La especialista adelantó que inicialmente, se buscará el registro de las tres ciudades en el programa de Ciudades Resilientes de la Oficina de las Naciones Unidas para la Reducción del Riesgo de Desastres. “Esto daría mayor impulso a las acciones locales e incrementaría la voluntad política para implementar las soluciones identificadas. Además, le daría fuerza regional a la Declaración de Asunción que busca diseñar estrategias para disminuir el riesgo de desastres”.

 

Otro reto para avanzar en el proyecto será analizar los caminos de ejecución gubernamentales como también identificar las fuentes de financiación.

 

 

Sostenibilidad urbana

 

De esta manera, el lanzamiento fue la oportunidad para exponer la idea de propiciar el debate y la participación de todos los grupos relevantes, llámense autoridades gubernamentales, empresarios, grupos de la sociedad civil, académicos, para “trabajar en forma conjunta y coordinada. El proyecto tiene como fin crear sinergia entre las partes y por sobre todo lograr un entendimiento entre la sociedad y los tomadores de decisión.

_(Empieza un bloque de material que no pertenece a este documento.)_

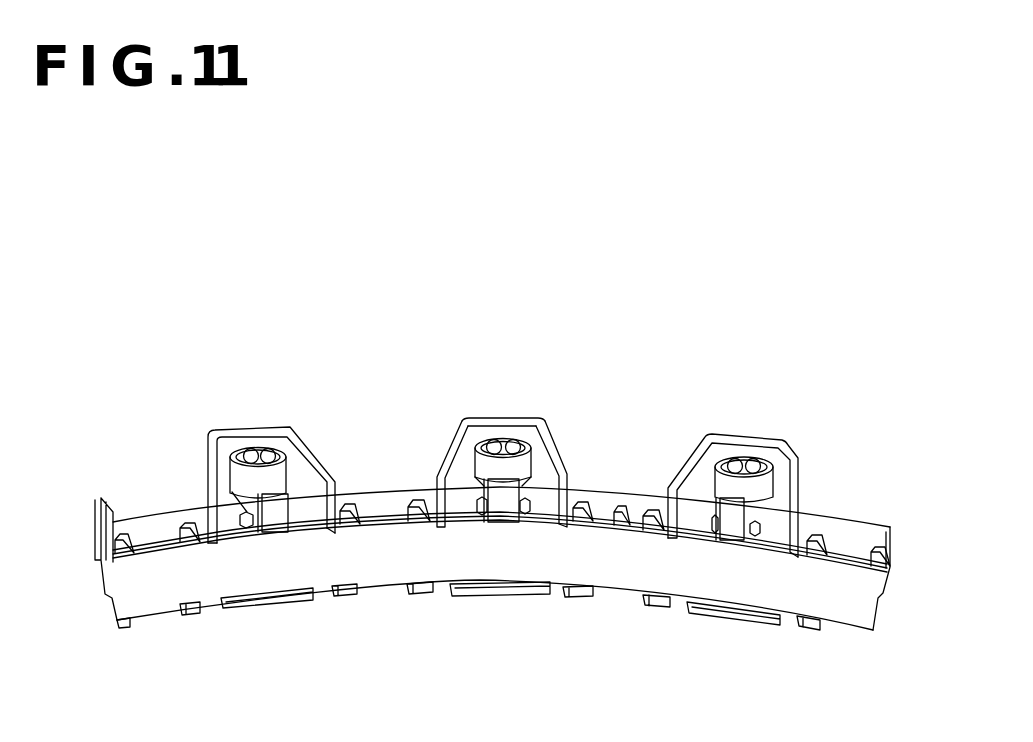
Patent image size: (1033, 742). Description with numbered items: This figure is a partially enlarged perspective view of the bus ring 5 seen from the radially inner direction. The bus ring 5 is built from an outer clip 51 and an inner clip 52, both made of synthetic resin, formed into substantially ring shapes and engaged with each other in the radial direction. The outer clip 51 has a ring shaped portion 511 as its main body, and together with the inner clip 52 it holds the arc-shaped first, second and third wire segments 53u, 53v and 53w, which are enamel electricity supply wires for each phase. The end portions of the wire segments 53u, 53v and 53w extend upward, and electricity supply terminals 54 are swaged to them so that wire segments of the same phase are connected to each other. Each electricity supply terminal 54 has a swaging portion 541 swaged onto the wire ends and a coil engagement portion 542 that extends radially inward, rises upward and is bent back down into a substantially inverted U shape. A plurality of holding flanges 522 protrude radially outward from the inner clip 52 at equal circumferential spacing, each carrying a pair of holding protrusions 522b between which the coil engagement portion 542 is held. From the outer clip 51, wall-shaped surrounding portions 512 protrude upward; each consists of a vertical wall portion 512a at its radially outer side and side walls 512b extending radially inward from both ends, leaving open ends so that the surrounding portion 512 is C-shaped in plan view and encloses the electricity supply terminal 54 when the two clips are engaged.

The bus ring 5 is at (815, 273).
The outer clip 51 is at (161, 519).
The ring shaped portion 511 is at (367, 497).
The surrounding portion 512 is at (240, 432).
The vertical wall portion 512a is at (498, 425).
The side walls 512b is at (447, 450).
The inner clip 52 is at (177, 590).
The holding flanges 522 is at (307, 523).
The holding protrusions 522b is at (520, 522).
The first wire segments 53u is at (260, 455).
The third wire segments 53w is at (494, 445).
The second wire segments 53v is at (753, 462).
The electricity supply terminals 54 is at (723, 488).
The swaging portion 541 is at (522, 465).
The coil engagement portion 542 is at (736, 532).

Por tal motivo, la participación de estos actores es preponderante”, remarcó la investigadora Hernández Montes de Oca.

 

Por su parte, el Secretario General de Extensión Universitaria de la UNaM, Miguel Ángel López, destacó y resaltó el compromiso asumido por los participantes durante el taller, al igual que respuesta a la convocatoria por parte de los asistentes de distintas instituciones públicas y privadas de las tres ciudades de frontera. “Frente a un tema estratégico y complejo, el camino para avanzar es viable en la medida que exista cooperación entre las instituciones públicas y privadas de las tres ciudades, de tres países, con dinámicas propias, pero con un objetivo común la de posibilitar mejores condiciones de vida frente al inexorable cambio climático”, sostuvo el académico.

 

“Con este proyecto se generan expectativas pero también compromiso frente a la iniciativa y frente al reto de tener una presencia permanente en Puerto Iguazú como UNaM”, sostuvo López.

 

Por otra parte, también participarán de la iniciativa el equipo de la UNILA a través del proyecto de investigación y extensión “Monitoreo Ambiental”, integrado por profesores y estudiantes de diferentes áreas del conocimiento. “Desde el Observatorio, especialmente colaborarán en la interfaz con la extensión, como articulador social local, que trabajará en la movilización, control, comunicación de la iniciativa, además del proceso educativo”, concluyó la investigadora Luciana Ribeiro.